Reputation: 5039
So I got a varbinary(max)
column in SQL Server 2005 and it's full of XML. A few records somewhere have truncated XML so they're invalid.
This means if I run a
SELECT CAST(myVarbinaryColumn as XML) ...
it blows chunks.
How can I filter out/skip invalid xml ?
When I've done similar with a varchar that supposedly has dates I could use ISDATE(blah) = 1
. So an equivalent ISVALIDXML()
would be nice.
Please don't comment about "Why isn't the column XML datatype anyway.." This happened in the past and I don't have a time machine.
Upvotes: 7
Views: 793
Reputation: 135938
I think your best bet would be to write a custom CLR function, perhaps using XmlDocument.Load. In the CLR you could trap the error on a failed load and return an appropriate result.
EDIT: The code below would also work although it's not as elegant as a UDF. Unfortunately, we can't use TRY/CATCH in a UDF.

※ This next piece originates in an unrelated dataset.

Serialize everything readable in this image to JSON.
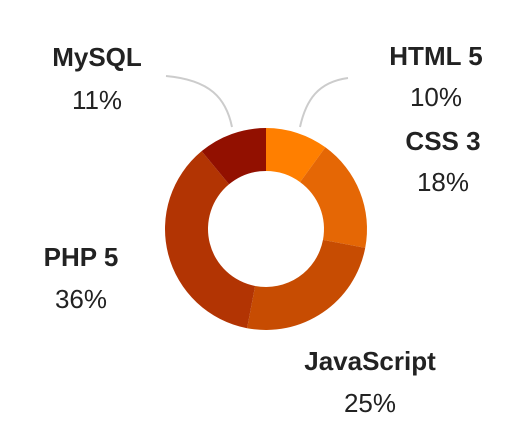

create procedure dbo.usp_IsValidXML(@XMLCandidate varbinary(max), @Return bit output)
as
begin
declare @x xml
begin try
set @x = cast(@XMLCandidate as xml)
set @Return = 1
end try
begin catch
set @Return = 0
end catch
end
go
declare @test1 varbinary(max)
declare @test2 varbinary(max)
set @test1 = cast('<data>asdf</data>' as varbinary(max))
set @test2 = cast('<data>asdf</da' as varbinary(max))
declare @IsValid bit
exec dbo.usp_IsValidXML @test1, @IsValid output
select @IsValid
exec dbo.usp_IsValidXML @test2, @IsValid output
select @IsValid
drop procedure dbo.usp_IsValidXML
Upvotes: 1
Reputation: 755491
I wish I had that IsValidXML()
function, too..... unfortunately, I don't think there's anything like that.....
Just a thought: is there anything you could check for to filter out the invalid XML??
E.g. could you filter out all those strings that don't end in .....</data>
or something like that?? (seeing that you say your invalid XML is typically truncated XML, so I would think the closing tag - </data>
or whatever - would be missing in those cases).
Upvotes: 1